When do you need to explicitly call std::move and when not in cpp?

Question

I'm working through Stroustrup's "Tour of C++ v2". It's certainly not a C++ beginner's book, but enjoyable.

I've had a google and look through SO but no joy on this one.

Now, I thought I understood when the compiler can utilise a move constructor, but clearly I don't. Here I show the move constructor and the function that I thought would use it. It doesn't. Only if I explicitly use std::move. Why is this? My understanding was that the local r would be "moved" implicitly on return.

template<typename T>
Vector<T>::Vector(Vector<T> && a) // move constructor
     :elem{a.elem},sz{a.sz}{
     a.elem=nullptr;
     a.sz=0;
}

template<typename T>
Vector<T> moveVectorAfterAdd(const Vector<T> &  v1, const Vector<T> & v2){
     Vector<T> r =   v1+v2;
     return std::move(r);
     //return r;
}

int main(void) {
     Vector<double> v1(1);
     Vector<double> v2=v1;
     Vector<double> v3=v2;

     Vector<double> v4=moveVectorAfterAdd(v1,v2);

     return 0;
}

(As a side note, lldb won't let me even set a break point in the move constructor despite compiling with no optimizations if I don't actually use std::move.)

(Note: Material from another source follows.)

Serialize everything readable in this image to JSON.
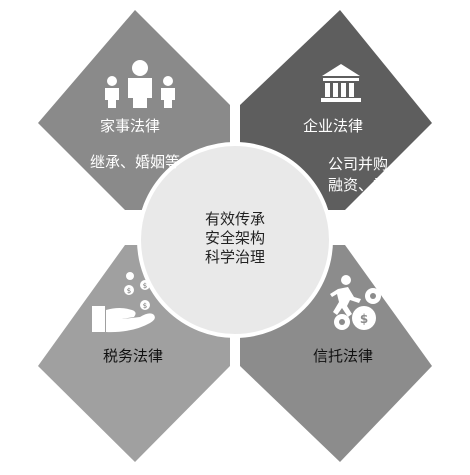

Any and all clarifications gladly received!

Answer 1

When do you need to explicitly call std::move and when not in cpp?

In short, and technically precise words: Use std::move when you have an lvalue that you want to be an rvalue. More practically: You would want to do that when there is a copy that you want instead to be a move. Hence the name std::move.

In the example, you return an automatic variable. There is no copy that can be avoided by using std::move because in the special case of returning an automatic variable, there will be a move even from an lvalue.

Here I show the move constructor and the function that I thought would use it. It doesn't.

Just because there is a move in the abstract machine, doesn't necessarily mean that there would be a call to the move constructor. This is a good thing because doing nothing can potentially be faster than calling the move constructor.

This is known as (Named) Return Value Optimization. Or more generally copy elision. Using std::move inhibits this optimization, so not only is it unnecessary in this case, but it is also counter productive.